A transição para Alexya aconteceu em 2012, enquanto ela lecionava em outra instituição do Estado. Na época, tirou uma licença de 15 dias para assumir completamente a identidade feminina. Ao voltar, se reapresentou aos estudantes.
Alexya tem outras atribuições: é pastora e mãe. Passou a celebrar os cultos da Igreja da Comunidade Metropolitana, comunidade cristã aberta a fiéis LGBT, e adotou Gabriel e Ana Maria, filhos dela com Roberto, seu marido.
Nas duas situações, foi pioneira. Deve tornar-se até o fim do ano a primeira reverenda trans da ICM na América Latina e foi a primeira mulher trans a adotar uma criança no Brasil.
Na escola, sua transformação trouxe a discussão de gênero para a aula. Perguntas sobre o tema começaram a aparecer entre as lições de gramática. Um dia, um dos alunos comentou: “professora, para mim você sempre vai ser um homem”. O jovem sentia-se incomodado com a maquiagem e o cabelo liso no corpo forte de mais de 1,80m.
Para Alexya, falar sobre identidade não serve apenas para tornar os estudantes mais tolerantes. Ela diz que o debate, muitas vezes iniciado pelas turmas, ajuda a formar cidadãos com poder de argumentação, que pensem sobre si próprios e sobre os outros, mesmo que seja para discordar das ideias da professora.

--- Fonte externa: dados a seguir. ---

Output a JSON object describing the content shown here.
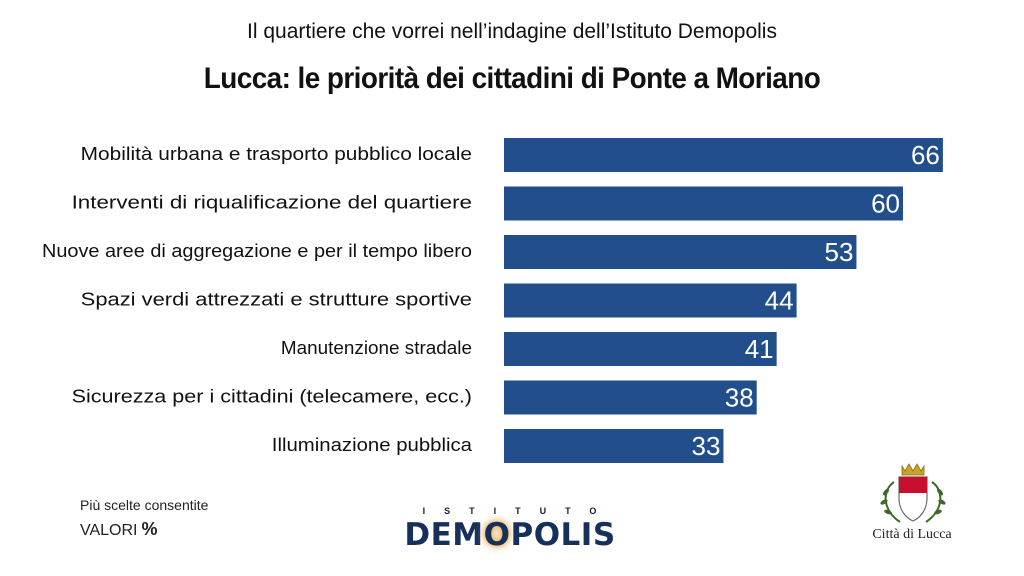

“Deixo que tragam suas realidades… porque as crianças querem ser ouvidas. Muitas delas não têm um pai e uma mãe que sentam para conversar. Percebo que, trabalhando esses mecanismos de construção do gênero, eles pensam para falar e começam a ter vocabulário para se expressar sobre esse e outros assuntos. Como dizer que não se tornam mais donos da sua razão?”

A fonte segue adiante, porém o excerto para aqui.